Delo truda
- Editor: Peter Arshinov (1925-1930) Grigorii Maksimov (1930-1950)
- Categories: Politics
- Frequency: Bimonthly
- First issue: 1925
- Final issue: 1950
- Country: France (1925-1930) United States (1930-1950)
- Language: Russian
- OCLC: 20578018

= Delo truda =

Anarchist magazine established 1925

The Cause of Labor (Дело труда) was a libertarian communist magazine published by exiled Russian and Ukrainian anarchists. Initially under the editorship of Peter Arshinov, after it published the Organizational Platform, the subsequent controversy resulted in his exit from the anarchist movement. The magazine was then picked up by Grigorii Maksimov, who moved it to the United States and edited it until his death in 1950.

== History ==
In 1925, Delo truda was founded in Paris by Peter Arshinov and Nestor Makhno, two former confederates of the Makhnovist movement, which had attempted to establish libertarian communism in Ukraine. Ida Mett was brought on as the magazine's secretary and typist, serving until 1927. Maria Goldsmith then took over as secretary, until her suicide in 1933.

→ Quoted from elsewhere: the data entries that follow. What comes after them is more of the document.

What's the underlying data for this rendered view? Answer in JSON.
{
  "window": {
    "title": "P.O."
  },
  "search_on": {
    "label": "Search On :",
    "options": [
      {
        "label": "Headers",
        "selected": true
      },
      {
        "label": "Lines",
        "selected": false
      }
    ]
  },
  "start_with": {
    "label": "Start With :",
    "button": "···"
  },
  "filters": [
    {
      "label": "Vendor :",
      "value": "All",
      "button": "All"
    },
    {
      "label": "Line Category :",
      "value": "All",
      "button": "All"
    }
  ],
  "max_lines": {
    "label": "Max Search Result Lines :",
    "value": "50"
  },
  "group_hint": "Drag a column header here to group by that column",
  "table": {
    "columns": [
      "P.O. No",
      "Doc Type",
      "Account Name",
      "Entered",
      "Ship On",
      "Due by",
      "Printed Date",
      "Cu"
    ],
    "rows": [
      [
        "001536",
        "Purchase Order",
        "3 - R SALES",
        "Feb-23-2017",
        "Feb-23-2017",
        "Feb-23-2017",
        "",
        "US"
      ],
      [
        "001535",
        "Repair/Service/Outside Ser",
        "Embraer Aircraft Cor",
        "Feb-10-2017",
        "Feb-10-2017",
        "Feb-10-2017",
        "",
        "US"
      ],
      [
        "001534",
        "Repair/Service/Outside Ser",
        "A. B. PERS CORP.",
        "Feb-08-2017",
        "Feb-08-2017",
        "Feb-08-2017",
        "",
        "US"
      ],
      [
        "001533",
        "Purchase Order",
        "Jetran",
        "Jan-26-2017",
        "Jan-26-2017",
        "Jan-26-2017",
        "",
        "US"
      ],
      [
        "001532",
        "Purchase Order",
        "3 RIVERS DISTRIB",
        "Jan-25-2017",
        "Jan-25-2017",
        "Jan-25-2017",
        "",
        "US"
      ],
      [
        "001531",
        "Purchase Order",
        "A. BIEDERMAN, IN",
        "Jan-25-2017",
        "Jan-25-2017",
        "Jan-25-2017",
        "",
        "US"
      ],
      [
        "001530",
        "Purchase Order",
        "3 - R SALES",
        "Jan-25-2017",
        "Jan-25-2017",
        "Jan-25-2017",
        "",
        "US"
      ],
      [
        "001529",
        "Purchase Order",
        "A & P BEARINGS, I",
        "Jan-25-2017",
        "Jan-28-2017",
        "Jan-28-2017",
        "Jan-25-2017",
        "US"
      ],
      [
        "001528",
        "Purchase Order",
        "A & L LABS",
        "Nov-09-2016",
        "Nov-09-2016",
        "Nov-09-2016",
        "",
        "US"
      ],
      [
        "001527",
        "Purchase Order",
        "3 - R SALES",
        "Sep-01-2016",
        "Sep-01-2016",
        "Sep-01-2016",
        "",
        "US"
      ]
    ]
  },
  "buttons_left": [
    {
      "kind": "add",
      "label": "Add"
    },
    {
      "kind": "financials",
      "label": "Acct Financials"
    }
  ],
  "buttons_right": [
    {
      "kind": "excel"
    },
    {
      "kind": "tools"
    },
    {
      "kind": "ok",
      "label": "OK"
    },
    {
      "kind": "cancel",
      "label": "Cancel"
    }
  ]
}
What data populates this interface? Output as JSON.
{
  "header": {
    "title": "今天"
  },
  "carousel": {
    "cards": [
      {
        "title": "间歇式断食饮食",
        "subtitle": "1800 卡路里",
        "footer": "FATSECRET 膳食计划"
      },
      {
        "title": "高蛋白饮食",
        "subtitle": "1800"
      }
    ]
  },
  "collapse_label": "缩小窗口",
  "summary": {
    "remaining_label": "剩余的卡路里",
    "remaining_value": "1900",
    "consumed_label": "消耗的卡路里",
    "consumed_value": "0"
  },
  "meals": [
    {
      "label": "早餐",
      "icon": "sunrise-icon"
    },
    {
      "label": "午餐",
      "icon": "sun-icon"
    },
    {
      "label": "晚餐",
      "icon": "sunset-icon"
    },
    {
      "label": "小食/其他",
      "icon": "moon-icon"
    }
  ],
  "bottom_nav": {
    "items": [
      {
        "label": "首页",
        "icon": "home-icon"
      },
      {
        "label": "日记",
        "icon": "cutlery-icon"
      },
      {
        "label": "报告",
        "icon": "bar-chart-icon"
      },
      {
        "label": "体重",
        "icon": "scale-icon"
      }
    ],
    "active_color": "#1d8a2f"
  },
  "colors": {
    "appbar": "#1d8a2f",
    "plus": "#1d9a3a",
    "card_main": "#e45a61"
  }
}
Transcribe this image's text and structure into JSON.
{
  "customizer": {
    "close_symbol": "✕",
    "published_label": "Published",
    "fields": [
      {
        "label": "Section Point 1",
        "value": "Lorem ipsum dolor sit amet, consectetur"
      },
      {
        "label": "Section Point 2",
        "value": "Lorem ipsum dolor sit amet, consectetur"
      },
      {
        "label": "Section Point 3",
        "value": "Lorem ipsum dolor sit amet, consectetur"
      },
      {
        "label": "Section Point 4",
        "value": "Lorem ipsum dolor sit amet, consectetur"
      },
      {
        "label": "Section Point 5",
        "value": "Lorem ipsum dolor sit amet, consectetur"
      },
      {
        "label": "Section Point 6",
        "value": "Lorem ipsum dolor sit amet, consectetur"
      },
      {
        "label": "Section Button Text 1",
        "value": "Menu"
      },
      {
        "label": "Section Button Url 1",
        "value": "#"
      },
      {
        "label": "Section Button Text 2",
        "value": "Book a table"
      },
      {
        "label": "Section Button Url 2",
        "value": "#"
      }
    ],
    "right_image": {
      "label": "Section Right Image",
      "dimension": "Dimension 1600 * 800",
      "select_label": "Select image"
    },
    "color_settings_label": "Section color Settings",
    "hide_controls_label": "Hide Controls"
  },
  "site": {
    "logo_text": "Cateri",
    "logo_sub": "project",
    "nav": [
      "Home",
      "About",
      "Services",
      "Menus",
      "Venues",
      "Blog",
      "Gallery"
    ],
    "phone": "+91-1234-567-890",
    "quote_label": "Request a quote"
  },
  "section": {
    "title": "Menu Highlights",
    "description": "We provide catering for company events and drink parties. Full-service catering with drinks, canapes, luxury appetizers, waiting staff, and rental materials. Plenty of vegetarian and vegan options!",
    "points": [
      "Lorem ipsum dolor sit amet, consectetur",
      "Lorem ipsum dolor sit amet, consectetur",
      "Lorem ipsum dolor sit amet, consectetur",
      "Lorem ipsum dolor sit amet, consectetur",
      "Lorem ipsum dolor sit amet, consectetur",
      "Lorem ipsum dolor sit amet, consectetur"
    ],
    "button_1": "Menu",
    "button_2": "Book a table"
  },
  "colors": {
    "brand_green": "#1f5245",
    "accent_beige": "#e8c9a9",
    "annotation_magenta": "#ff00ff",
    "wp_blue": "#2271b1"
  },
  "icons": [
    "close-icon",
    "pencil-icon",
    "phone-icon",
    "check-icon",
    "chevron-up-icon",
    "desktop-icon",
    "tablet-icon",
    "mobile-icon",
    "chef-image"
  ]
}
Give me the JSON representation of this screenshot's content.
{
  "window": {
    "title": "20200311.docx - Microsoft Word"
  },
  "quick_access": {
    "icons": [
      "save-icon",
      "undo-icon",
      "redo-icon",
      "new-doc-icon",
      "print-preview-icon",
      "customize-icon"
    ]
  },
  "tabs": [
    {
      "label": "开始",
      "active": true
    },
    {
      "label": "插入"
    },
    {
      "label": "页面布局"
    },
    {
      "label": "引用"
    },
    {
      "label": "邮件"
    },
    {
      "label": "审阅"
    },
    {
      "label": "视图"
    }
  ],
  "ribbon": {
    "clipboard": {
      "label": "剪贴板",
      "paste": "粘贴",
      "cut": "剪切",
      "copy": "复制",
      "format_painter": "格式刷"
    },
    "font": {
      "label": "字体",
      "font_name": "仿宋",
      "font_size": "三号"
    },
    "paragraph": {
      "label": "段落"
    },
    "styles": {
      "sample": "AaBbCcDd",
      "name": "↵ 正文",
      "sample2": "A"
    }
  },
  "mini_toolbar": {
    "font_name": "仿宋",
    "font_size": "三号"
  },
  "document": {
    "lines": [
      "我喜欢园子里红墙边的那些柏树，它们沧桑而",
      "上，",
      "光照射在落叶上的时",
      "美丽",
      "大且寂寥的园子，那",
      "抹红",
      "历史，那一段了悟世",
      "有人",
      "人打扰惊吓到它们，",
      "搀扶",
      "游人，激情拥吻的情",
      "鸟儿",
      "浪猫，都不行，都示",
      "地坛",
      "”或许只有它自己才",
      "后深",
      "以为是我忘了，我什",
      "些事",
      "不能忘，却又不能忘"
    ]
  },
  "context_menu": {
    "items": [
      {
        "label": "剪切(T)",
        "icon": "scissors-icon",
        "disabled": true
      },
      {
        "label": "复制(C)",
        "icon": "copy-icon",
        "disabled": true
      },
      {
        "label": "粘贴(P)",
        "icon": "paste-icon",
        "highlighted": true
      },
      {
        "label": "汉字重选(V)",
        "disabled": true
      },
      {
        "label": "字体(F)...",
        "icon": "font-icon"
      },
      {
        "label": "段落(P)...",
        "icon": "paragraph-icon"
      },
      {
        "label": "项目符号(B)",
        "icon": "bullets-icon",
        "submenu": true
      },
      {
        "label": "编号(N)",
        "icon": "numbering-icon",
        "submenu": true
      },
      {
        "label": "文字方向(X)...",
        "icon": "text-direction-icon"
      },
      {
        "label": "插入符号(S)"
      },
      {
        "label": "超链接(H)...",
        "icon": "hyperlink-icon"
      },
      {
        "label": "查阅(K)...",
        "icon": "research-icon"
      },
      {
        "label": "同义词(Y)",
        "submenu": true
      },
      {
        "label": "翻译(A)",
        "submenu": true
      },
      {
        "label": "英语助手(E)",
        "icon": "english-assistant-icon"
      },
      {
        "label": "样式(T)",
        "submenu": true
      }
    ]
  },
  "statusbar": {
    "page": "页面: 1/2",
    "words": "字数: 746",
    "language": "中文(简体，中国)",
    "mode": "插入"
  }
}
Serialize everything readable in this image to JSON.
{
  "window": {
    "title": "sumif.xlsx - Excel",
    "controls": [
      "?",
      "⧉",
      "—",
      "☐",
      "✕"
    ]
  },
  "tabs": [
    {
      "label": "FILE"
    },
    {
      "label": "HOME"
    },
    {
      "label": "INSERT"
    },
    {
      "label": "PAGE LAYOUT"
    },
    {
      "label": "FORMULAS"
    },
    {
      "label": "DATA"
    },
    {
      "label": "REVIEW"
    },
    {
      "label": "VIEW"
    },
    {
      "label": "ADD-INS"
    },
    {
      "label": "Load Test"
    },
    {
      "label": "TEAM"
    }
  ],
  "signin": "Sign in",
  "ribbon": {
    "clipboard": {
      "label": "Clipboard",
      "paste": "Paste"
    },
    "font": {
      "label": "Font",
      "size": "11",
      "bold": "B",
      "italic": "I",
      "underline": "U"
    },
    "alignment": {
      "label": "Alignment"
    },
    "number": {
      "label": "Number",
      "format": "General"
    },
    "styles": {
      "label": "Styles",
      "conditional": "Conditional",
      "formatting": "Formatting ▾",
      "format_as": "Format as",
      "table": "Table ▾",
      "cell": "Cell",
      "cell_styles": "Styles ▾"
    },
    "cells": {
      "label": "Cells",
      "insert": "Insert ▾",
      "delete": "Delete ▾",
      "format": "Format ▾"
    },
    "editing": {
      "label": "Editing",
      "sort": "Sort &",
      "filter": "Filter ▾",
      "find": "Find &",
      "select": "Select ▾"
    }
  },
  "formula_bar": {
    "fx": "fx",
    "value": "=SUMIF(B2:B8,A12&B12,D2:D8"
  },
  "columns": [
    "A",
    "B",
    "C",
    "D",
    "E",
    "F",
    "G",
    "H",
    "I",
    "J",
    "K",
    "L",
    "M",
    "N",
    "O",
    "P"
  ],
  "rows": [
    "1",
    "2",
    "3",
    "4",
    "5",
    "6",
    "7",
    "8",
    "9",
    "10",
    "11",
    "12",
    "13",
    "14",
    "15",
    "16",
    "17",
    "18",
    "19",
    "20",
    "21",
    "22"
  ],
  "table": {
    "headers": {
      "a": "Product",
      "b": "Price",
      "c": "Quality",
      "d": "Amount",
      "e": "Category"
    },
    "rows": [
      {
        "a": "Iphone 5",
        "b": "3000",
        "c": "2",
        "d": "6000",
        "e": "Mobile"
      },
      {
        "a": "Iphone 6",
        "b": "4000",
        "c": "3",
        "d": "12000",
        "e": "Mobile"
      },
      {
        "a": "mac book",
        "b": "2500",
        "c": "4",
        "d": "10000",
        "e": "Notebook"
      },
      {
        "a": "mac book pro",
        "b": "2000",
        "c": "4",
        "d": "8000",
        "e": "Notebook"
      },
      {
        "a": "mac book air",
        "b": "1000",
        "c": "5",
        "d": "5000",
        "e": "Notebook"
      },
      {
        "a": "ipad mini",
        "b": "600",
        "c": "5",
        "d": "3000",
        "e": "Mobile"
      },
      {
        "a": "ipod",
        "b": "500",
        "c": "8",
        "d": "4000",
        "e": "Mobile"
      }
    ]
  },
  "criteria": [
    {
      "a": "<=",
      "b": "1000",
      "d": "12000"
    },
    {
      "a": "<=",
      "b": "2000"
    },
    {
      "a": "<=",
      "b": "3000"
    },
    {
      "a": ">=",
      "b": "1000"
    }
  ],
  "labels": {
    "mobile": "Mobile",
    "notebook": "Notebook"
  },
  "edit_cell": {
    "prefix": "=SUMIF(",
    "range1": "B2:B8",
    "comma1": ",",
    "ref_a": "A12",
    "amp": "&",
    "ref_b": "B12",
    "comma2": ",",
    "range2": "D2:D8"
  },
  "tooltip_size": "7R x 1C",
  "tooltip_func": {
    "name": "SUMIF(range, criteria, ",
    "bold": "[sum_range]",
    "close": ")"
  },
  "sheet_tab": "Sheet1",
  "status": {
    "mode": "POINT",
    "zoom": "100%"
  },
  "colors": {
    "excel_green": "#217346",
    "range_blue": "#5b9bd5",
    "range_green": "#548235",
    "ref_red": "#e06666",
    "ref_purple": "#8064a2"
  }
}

From 1926 to 1929, Makhno published a series of articles in Delo truda that covered a range of topics about the Makhnovshchina, from refutations against allegations of antisemitism to theoretical articles about the state and revolution. He also penned criticisms of the Bolsheviks and issued appeals to aid anarchist political prisoners in the Soviet Union through the Anarchist Black Cross. Makhno's articles were often written in a confusing polemical manner, to the frustration of Arshinov, who as editor had to constantly make revisions and corrections, which became a point of contention between the two.

In June 1926, Delo truda published its Organisation Platform, written by Arshinov with contributions from Makhno. The Platform proposed the formation of a "general union of anarchists", with a central executive committee, that would be able to overcome the disorganisation of the anarchist movement. The publication of the Platform caused an immediate split within the anarchist movement, as anarchists such as Volin and Alexander Berkman issued sharp criticisms of it for its centralist and authoritarian tendencies. In 1930, a discussion of the Platform was held at the 10th congress of the Union of Revolutionary Anarchist-Communists, in which Volin's anti-Platformist faction won out. Later that year, Arshinov joined the Communist Party and before long had returned to the Soviet Union, leaving Delo truda in the hands of Grigorii Maksimov, who transferred the magazine to the United States.

With the magazine relocated to Chicago, it shifted ideologically towards anarcho-syndicalism, while still keeping its pages open for contributions from anarchists of other tendencies. In 1940, the magazine was merged with the Detroit-based anarchist magazine Probuzhdenie, which Maximoff edited until his death in 1950.